La deuxième hypothèse me semble radicalement réfutée par de nombreux faits et données qui montrent comment la vie humaine dans le monde a totalement perdu son caractère sacré.

Il resterait la première, mais malheureusement Lévy ne l’analyse pas. Certes, il note que « c’est la première fois que nous avons vu tous les esprits critiques de la galaxie d’ultra-gauche applaudir à un état d’urgence« . Mais il s’arrête à la protestation contre la peur.

Il cite cependant au passage le philosophe italien Giorgio Agamben qui – étant de gauche – a déclenché le mécontentement et la controverse précisément à gauche car, réfléchissant sur les « conséquences éthiques et politiques » de la tempête, Covid a saisi « la transformation des paradigmes politiques que dessinent les mesures d’exception ».

Dans son livre « A che punto ne siamo?« , il évalue le Covid « dans une perspective historique plus large » et conclut que quelque chose d’important a été (et est) vécu.

Il écrit :

« Si les puissances qui gouvernent le monde ont décidé de prendre le prétexte d’une pandémie pour transformer de fond en comble les paradigmes de leur gouvernance des hommes et des choses, cela signifie que ces modèles étaient à leurs yeux en déclin progressif, inexorable et n’étaient plus adaptés aux nouveaux besoins (…) les puissances dominantes ont décidé d’abandonner sans regret les paradigmes des démocraties bourgeoises, avec leurs droits, leurs parlements et leurs constitutions, pour les remplacer par de nouveaux dispositifs dont on entrevoit à peine la conception, sans doute pas encore tout à fait claire ».

Peut-on vraiment utiliser politiquement « le prétexte d’une pandémie » ou Agamben exagère-t-il?

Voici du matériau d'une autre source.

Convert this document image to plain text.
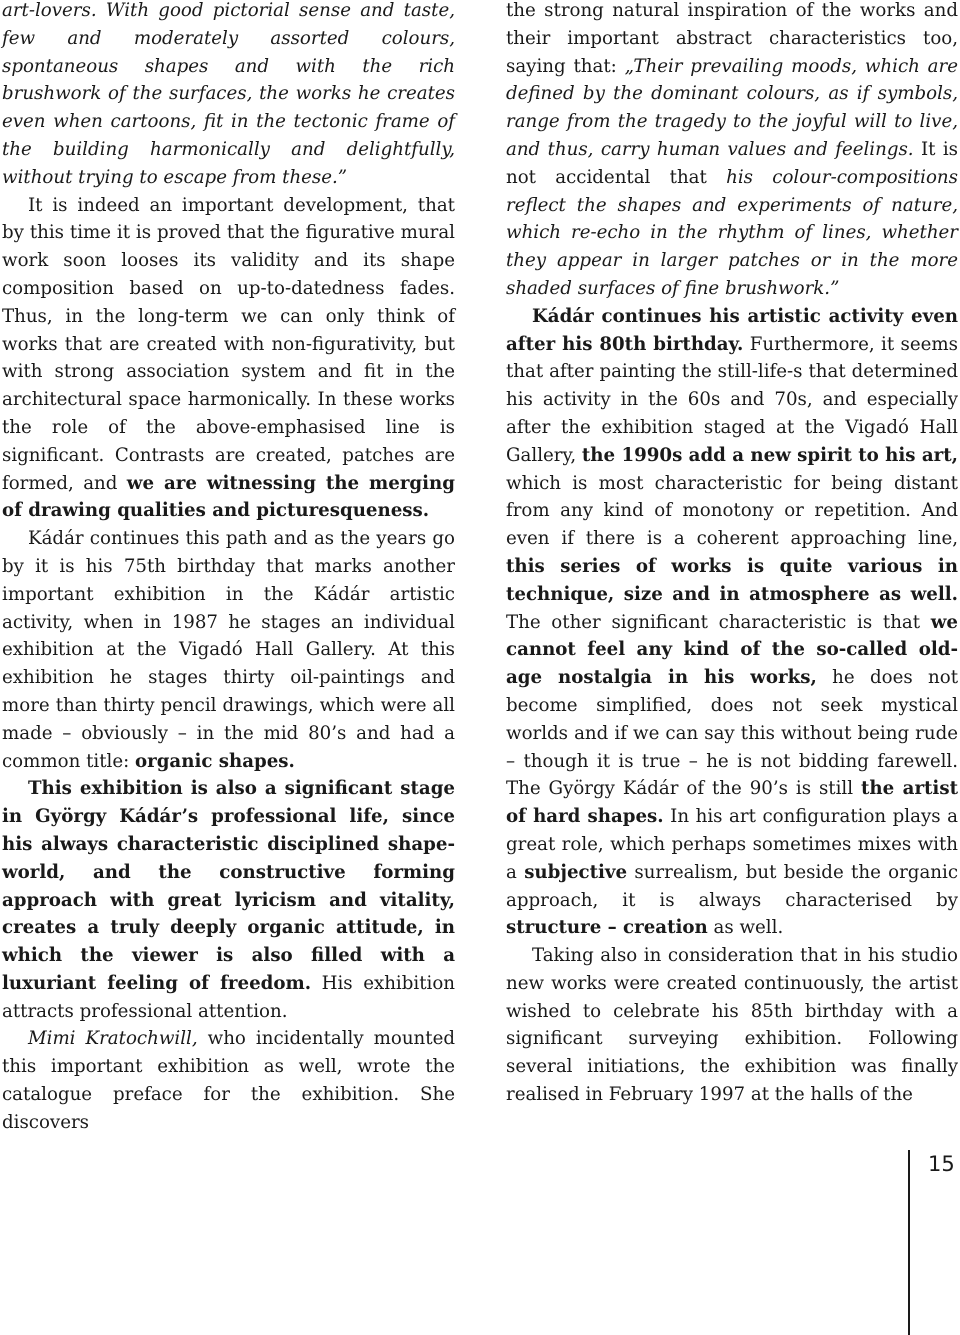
art-lovers. With good pictorial sense and taste, few and moderately assorted colours, spontaneous shapes and with the rich brushwork of the surfaces, the works he creates even when cartoons, fit in the tectonic frame of the building harmonically and delightfully, without trying to escape from these.”

It is indeed an important development, that by this time it is proved that the figurative mural work soon looses its validity and its shape composition based on up-to-datedness fades. Thus, in the long-term we can only think of works that are created with non-figurativity, but with strong association system and fit in the architectural space harmonically. In these works the role of the above-emphasised line is significant. Contrasts are created, patches are formed, and we are witnessing the merging of drawing qualities and picturesqueness.

Kádár continues this path and as the years go by it is his 75th birthday that marks another important exhibition in the Kádár artistic activity, when in 1987 he stages an individual exhibition at the Vigadó Hall Gallery. At this exhibition he stages thirty oil-paintings and more than thirty pencil drawings, which were all made – obviously – in the mid 80’s and had a common title: organic shapes.

This exhibition is also a significant stage in György Kádár’s professional life, since his always characteristic disciplined shape-world, and the constructive forming approach with great lyricism and vitality, creates a truly deeply organic attitude, in which the viewer is also filled with a luxuriant feeling of freedom. His exhibition attracts professional attention.

Mimi Kratochwill, who incidentally mounted this important exhibition as well, wrote the catalogue preface for the exhibition. She discovers

the strong natural inspiration of the works and their important abstract characteristics too, saying that: „Their prevailing moods, which are defined by the dominant colours, as if symbols, range from the tragedy to the joyful will to live, and thus, carry human values and feelings. It is not accidental that his colour-compositions reflect the shapes and experiments of nature, which re-echo in the rhythm of lines, whether they appear in larger patches or in the more shaded surfaces of fine brushwork.”

Kádár continues his artistic activity even after his 80th birthday. Furthermore, it seems that after painting the still-life-s that determined his activity in the 60s and 70s, and especially after the exhibition staged at the Vigadó Hall Gallery, the 1990s add a new spirit to his art, which is most characteristic for being distant from any kind of monotony or repetition. And even if there is a coherent approaching line, this series of works is quite various in technique, size and in atmosphere as well. The other significant characteristic is that we cannot feel any kind of the so-called old-age nostalgia in his works, he does not become simplified, does not seek mystical worlds and if we can say this without being rude – though it is true – he is not bidding farewell. The György Kádár of the 90’s is still the artist of hard shapes. In his art configuration plays a great role, which perhaps sometimes mixes with a subjective surrealism, but beside the organic approach, it is always characterised by structure – creation as well.

Taking also in consideration that in his studio new works were created continuously, the artist wished to celebrate his 85th birthday with a significant surveying exhibition. Following several initiations, the exhibition was finally realised in February 1997 at the halls of the

15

En fait, il y a déjà quelques années, certains ont invité à « utiliser » une éventuelle pandémie à des fins politiques (évidemment, selon eux) louables.

En 2009 – alors qu’on redoutait la propagation de la grippe porcine – le célèbre économiste et technocrate français Jacques Attali, en analyste aiguisé, écrivit dans un article de « L’Express » : « L’histoire nous apprend que l’humanité n’évolue pas de manière significative, sauf lorsqu’elle a vraiment peur: alors elle met d’abord en jeu des mécanismes de défense, parfois intolérables (boucs émissaires et totalitarismes), parfois inutiles (distraction), parfois efficaces (stratégies thérapeutiques, rejetant si nécessaire tous les principes moraux antérieurs). Puis, une fois la crise passée, elle transforme ces mécanismes pour les rendre compatibles avec les libertés individuelles et les inclure dans une politique de santé démocratique. Cette première pandémie », a écrit Attali, « pourrait déclencher l’une de ces peurs structurelles.

En particulier, Attali, prévoyant la nécessité de régir « les mécanismes de prévention et de contrôle » pour « une distribution équitable des médicaments et des vaccins », écrivait: « Nous en viendrons donc, beaucoup plus vite que la seule raison économique ne l’aurait fait, à jeter les bases d’un véritable gouvernement mondial » et « en attendant, nous pourrons au moins espérer la mise en oeuvre d’une véritable politique européenne en la matière ».

En 2006, Attali avait publié « Une brève histoire de l’avenir » et déjà là, il aspirait à un « gouvernement mondial » qui marque la fin de l’hégémonie américaine et voyait « l’Union européenne à la pointe de l’hyperdémocratie ».

Mais son utopie avait les traits d’un sombre dystopie.